ConvergenceRI reached out late last week to both the R.I. Office of the Health Insurance Commissioner and Blue Cross and Blue Shield of Rhode Island to find out the answers, if possible, to the questions. A representative from Blue Cross responded immediately, saying that she would look into it. Stay tuned.

Reaching out to touch someone
A new public service announcement hit the airwaves this weekend, urging people to get the medical care they need, according to a story in The Providence Journal.

“We absolutely have room for you,” said Miriam Hospital chief medical officer Dr. G. Dean Roye, one of the doctors featured in the PSA, in an interview with reporter Brian Amaral.

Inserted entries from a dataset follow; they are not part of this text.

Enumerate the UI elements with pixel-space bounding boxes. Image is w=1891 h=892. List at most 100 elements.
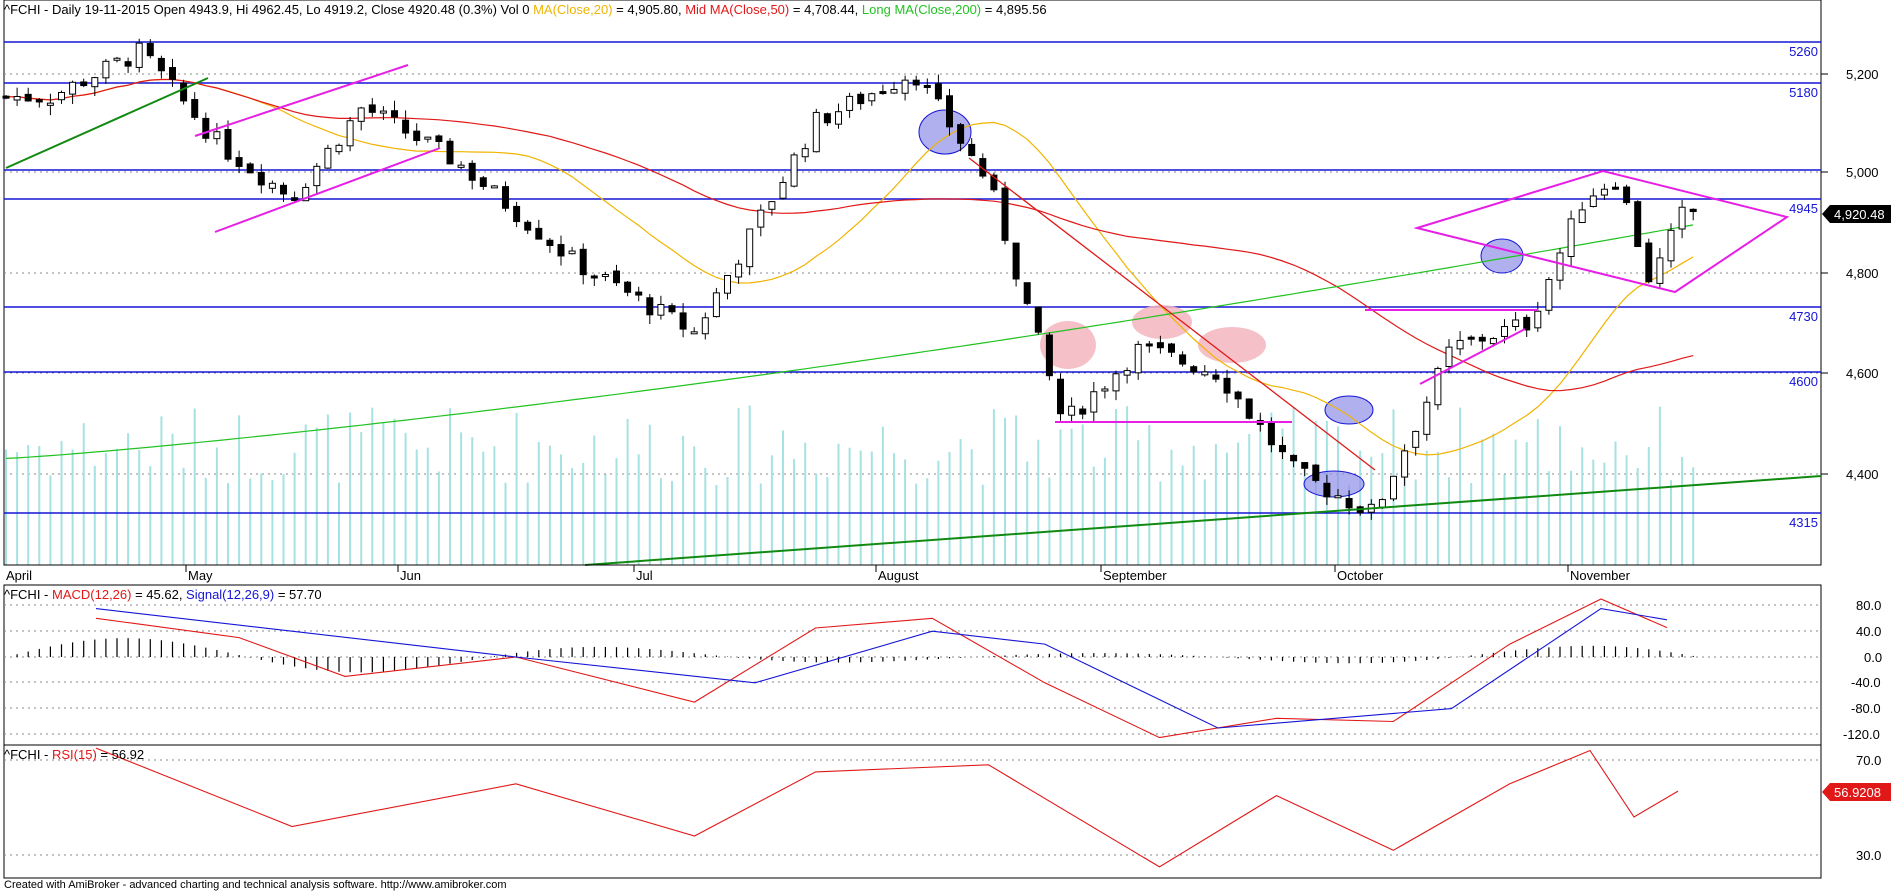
- candle-up: [1489, 338, 1497, 345]
- trendline-uptrend: [5, 77, 209, 169]
- channel-top: [194, 64, 409, 137]
- candle-down: [1245, 398, 1253, 419]
- price-header: ^FCHI - Daily 19-11-2015 Open 4943.9, Hi…: [4, 2, 1047, 17]
- candle-down: [1345, 498, 1353, 509]
- candle-down: [579, 248, 587, 276]
- candle-down: [1001, 187, 1009, 241]
- candle-down: [546, 239, 554, 247]
- macd-histogram: [16, 638, 1694, 673]
- macd-tick-label: -80.0: [1851, 701, 1881, 716]
- candle-down: [24, 93, 32, 102]
- rsi-last-label: 56.9208: [1834, 785, 1881, 800]
- rsi-axis: 70.0 30.0: [1856, 753, 1881, 863]
- candle-up: [790, 154, 798, 187]
- moving-averages: [5, 78, 1694, 459]
- candle-up: [735, 263, 743, 278]
- candle-down: [513, 205, 521, 223]
- candle-up: [1101, 388, 1109, 392]
- candle-up: [846, 95, 854, 111]
- candle-up: [746, 228, 754, 268]
- candle-up: [457, 164, 465, 168]
- candle-up: [1112, 373, 1120, 392]
- candle-down: [1267, 422, 1275, 446]
- candle-down: [1689, 208, 1697, 213]
- candle-up: [1534, 310, 1542, 329]
- header-summary: - Daily 19-11-2015 Open 4943.9, Hi 4962.…: [40, 2, 533, 17]
- candle-up: [135, 42, 143, 68]
- rsi-gridlines: [4, 759, 1821, 856]
- price-tick-label: 4,800: [1846, 266, 1879, 281]
- candle-down: [946, 95, 953, 128]
- candle-up: [1434, 367, 1442, 406]
- candle-down: [124, 61, 132, 67]
- month-axis: April May Jun Jul August September Octob…: [4, 564, 1821, 583]
- candle-down: [1279, 445, 1286, 453]
- candle-up: [801, 148, 809, 158]
- support-resistance-lines: [4, 41, 1821, 514]
- candle-down: [402, 119, 410, 134]
- candlesticks: [2, 38, 1697, 520]
- month-label: April: [6, 568, 32, 583]
- candle-down: [823, 113, 831, 124]
- candle-down: [1612, 186, 1619, 190]
- candle-down: [923, 84, 931, 88]
- last-price-label: 4,920.48: [1834, 207, 1885, 222]
- candle-up: [268, 182, 276, 189]
- level-label: 5180: [1789, 85, 1818, 100]
- candle-down: [1467, 336, 1475, 340]
- diamond-pattern: [1413, 169, 1790, 294]
- candle-down: [957, 124, 965, 144]
- header-ma200-value: = 4,895.56: [981, 2, 1046, 17]
- price-tick-label: 5,000: [1846, 165, 1879, 180]
- candle-down: [202, 117, 210, 139]
- signal-label: Signal(12,26,9): [186, 587, 274, 602]
- macd-tick-label: -40.0: [1851, 675, 1881, 690]
- candle-up: [102, 60, 110, 79]
- macd-line: [95, 598, 1668, 739]
- downtrend-line: [968, 157, 1376, 471]
- candle-up: [1567, 218, 1575, 257]
- candle-down: [146, 43, 154, 57]
- candle-down: [280, 184, 287, 195]
- candle-down: [257, 172, 265, 186]
- candle-up: [1412, 430, 1420, 448]
- trendline-long-support: [584, 475, 1822, 566]
- candle-up: [757, 209, 765, 228]
- level-label: 4600: [1789, 374, 1818, 389]
- candle-up: [1545, 279, 1553, 311]
- candle-up: [424, 136, 432, 140]
- candle-down: [590, 275, 598, 279]
- candle-down: [1234, 391, 1242, 400]
- candle-up: [1501, 326, 1508, 337]
- rsi-header: ^FCHI - RSI(15) = 56.92: [4, 747, 144, 762]
- macd-tick-label: 0.0: [1864, 650, 1882, 665]
- candle-up: [302, 186, 310, 202]
- candle-up: [1068, 405, 1076, 416]
- month-label: November: [1570, 568, 1631, 583]
- candle-down: [1623, 186, 1631, 204]
- candle-down: [635, 291, 643, 296]
- level-label: 5260: [1789, 44, 1818, 59]
- candle-down: [879, 91, 887, 95]
- macd-symbol: ^FCHI: [4, 587, 40, 602]
- candle-up: [812, 111, 820, 153]
- candle-up: [1512, 319, 1520, 327]
- candle-down: [1179, 354, 1187, 365]
- candle-up: [346, 120, 354, 147]
- candle-up: [768, 201, 776, 210]
- candle-up: [1656, 257, 1664, 284]
- candle-up: [91, 77, 99, 88]
- candle-down: [1079, 408, 1087, 415]
- candle-up: [324, 147, 332, 169]
- candle-up: [213, 131, 221, 140]
- candle-down: [613, 270, 620, 284]
- header-ma50-value: = 4,708.44,: [789, 2, 862, 17]
- candle-up: [1578, 209, 1586, 224]
- rsi-value: = 56.92: [97, 747, 144, 762]
- candle-up: [490, 185, 498, 189]
- candle-down: [990, 174, 998, 191]
- candle-down: [557, 244, 565, 257]
- candle-down: [235, 157, 243, 167]
- candle-up: [1600, 188, 1608, 196]
- month-label: Jun: [400, 568, 421, 583]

As hospitals have begun to do elective procedures again, roughly one-third of patients have signaled concerns about coming back, according to Roye, as reported in the story.

The PSA was produced in collaboration with the R.I. Executive Office of Health and Human Services, the Hospital Association of Rhode Island, and the acute care hospitals, according to the story. The TV PSA was recorded at Lifespan’s video production facility and local TV stations were being asked to run the spot on a pro bono basis.

Changing behaviors
What is unclear is how, in a post-pandemic world, patient behaviors may shift after their experiences with telehealth, as texting platforms and virtual visits have changed the nature of the conversation between providers and patients.